Unless someone knows the algorithm that is used to encode information beforehand, it is very difficult to detect the presence of hidden information using steganography algorithms. The most effective way is to know the original image and to compare a potentially modified image with it, but this is impossible in most cases, as it is very unlikely that you have the image you analyze beforehand. Other methods perform a statistical analysis of the data in the image to see how ordered it is, if there is a lot more order than can be expected than it can be supposed that there is some information hidden, of course, these methods will be unlikely to detect an image that encodes a lot less information than the potential maximum.
It is conceivable that some applications can use steganography algorithms not to hide data but to increase the amount of useful information transmitted without increasing the bandwidth. Such an application must meet several requirements: it must have a limited bandwidth transmission speed, it must nevertheless need to transmit audio or images and it must not be constrained by computing capability. The most obvious candidate for such an application would be in space exploration since exploratory spacecraft have powerful computing ability, need to transmit images of their findings back to Earth, and transmission rates over the vastness of space are very low.

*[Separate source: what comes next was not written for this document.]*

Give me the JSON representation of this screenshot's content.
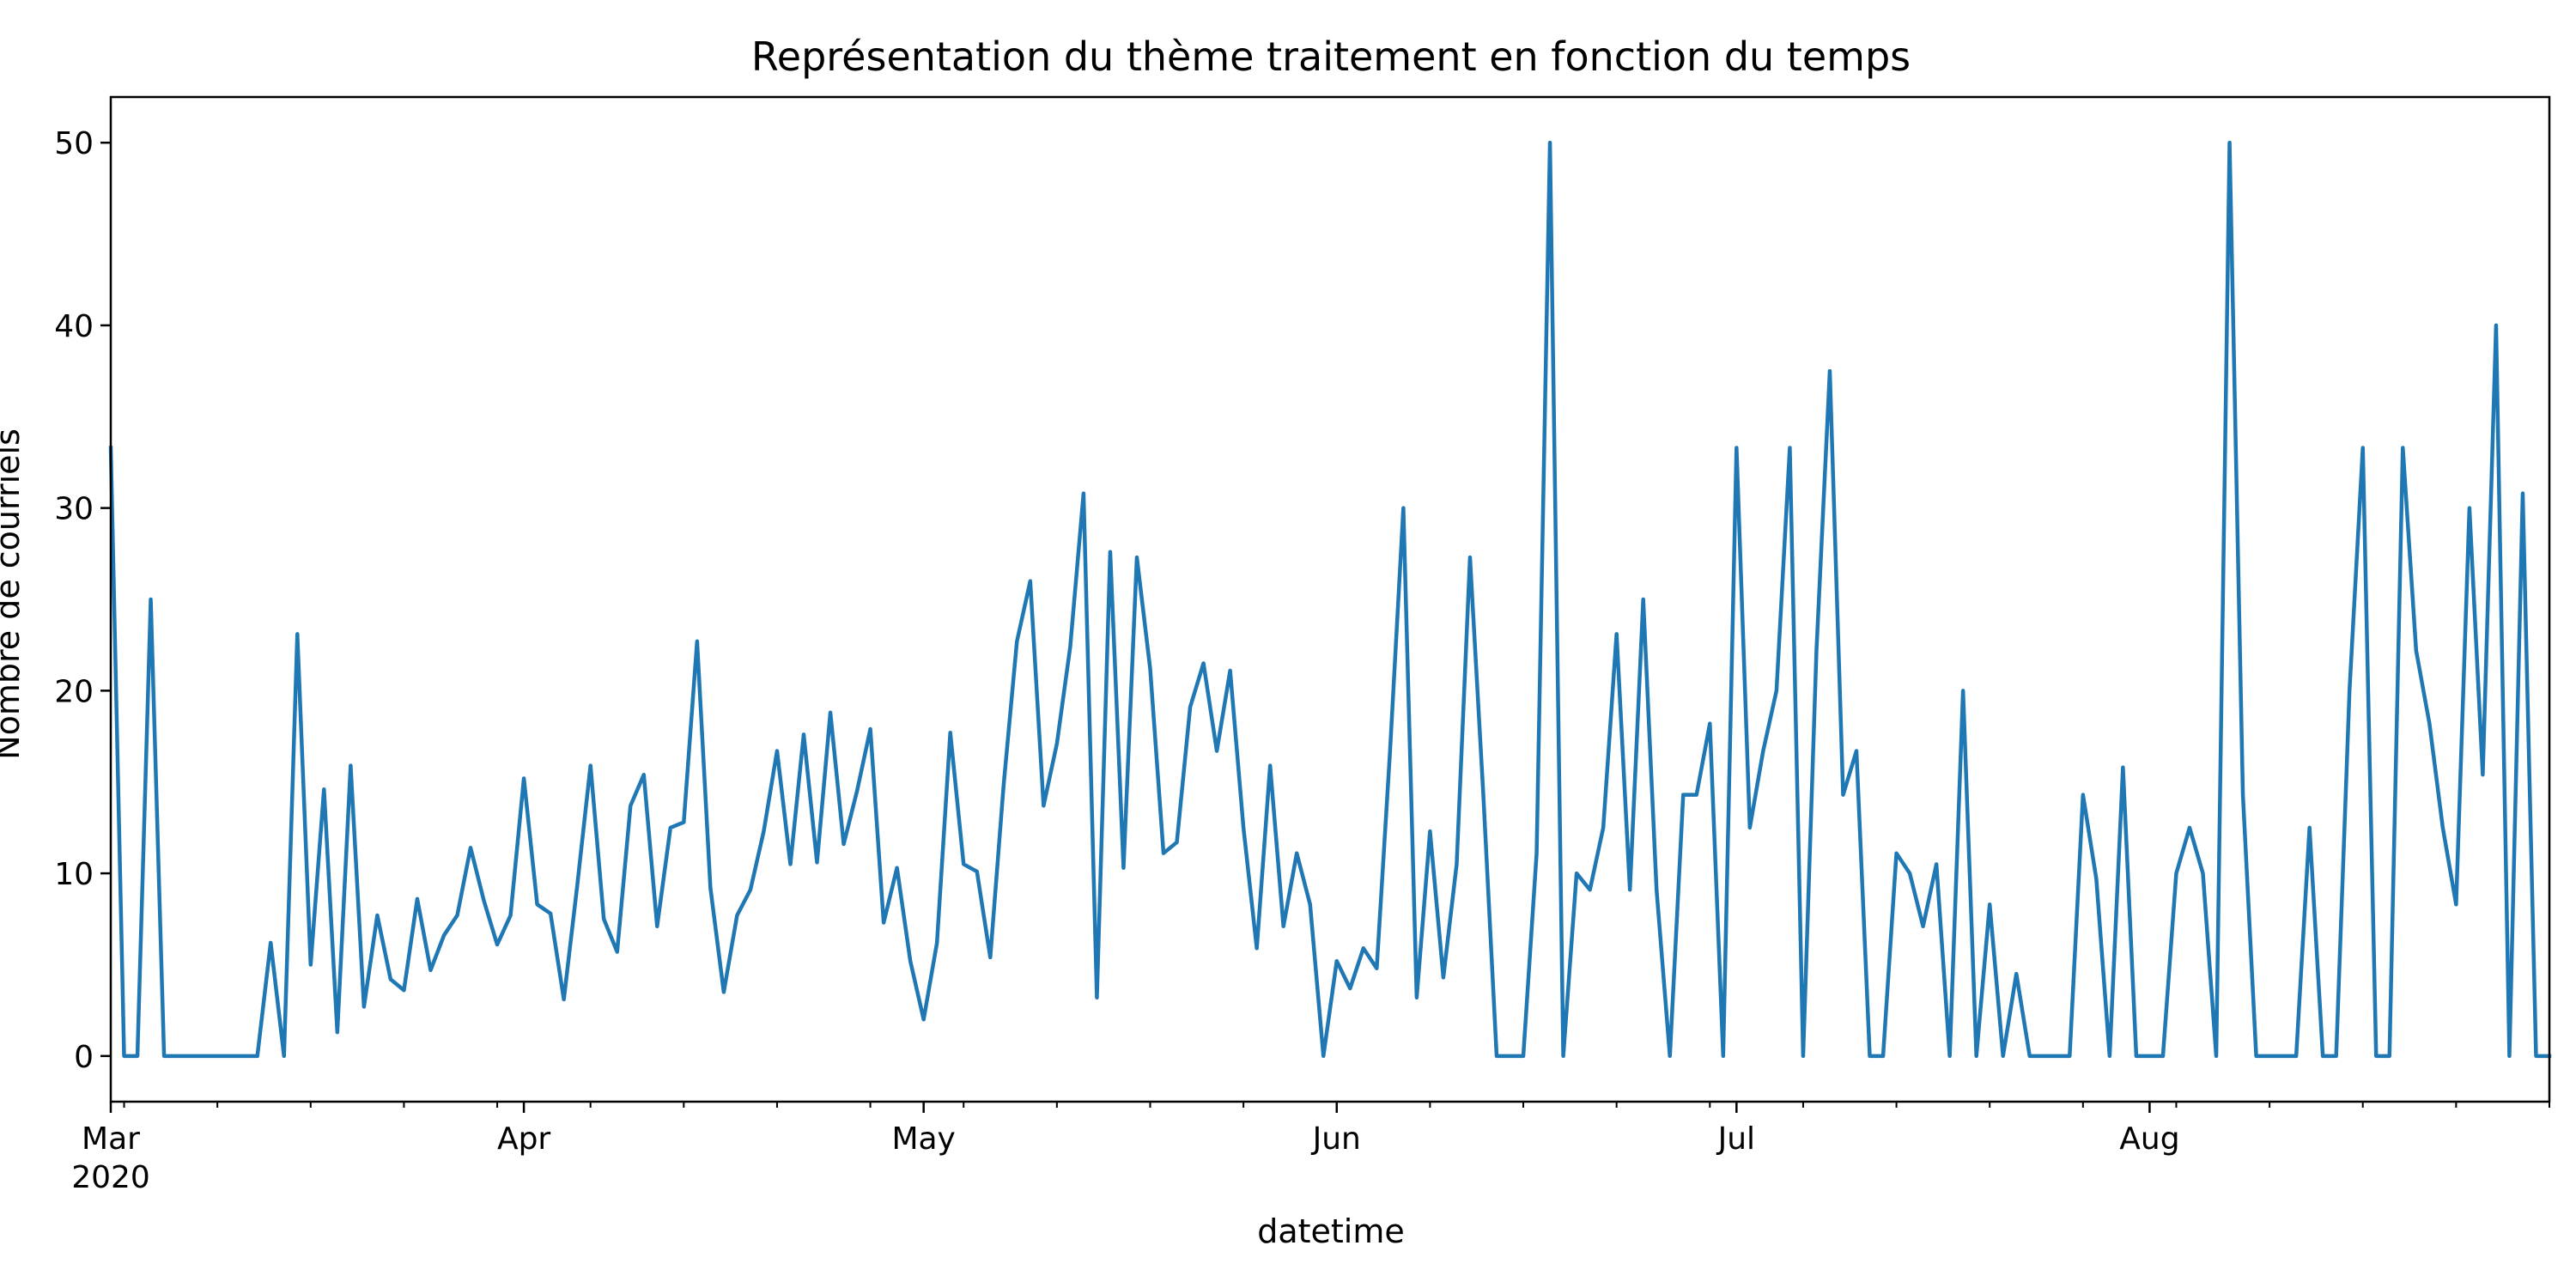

Steganography proves to be an incredibly effective way of hiding the act of communication. The ease and effectiveness of LSB embedding make it an attractive method to transmit messages without detection. With the rise in popularity of image-sharing services on the Internet, it is increasingly likely that an image shared online for a short period of time would not be analyzed. It is important to note that, while steganography does not guarantee that a message cannot be decoded, paring steganography with encryption provides a means of communication that is difficult to detect and can be nearly impossible for a third party to decode.
While steganography can be detected by statistical attacks, relying on safety in numbers and obscure embedding patterns can limit the decoding of any particular hidden message.
Steganography's effectiveness, ease of implementation, and extensibility all suggest that it will be a considerable security concern for the foreseeable future.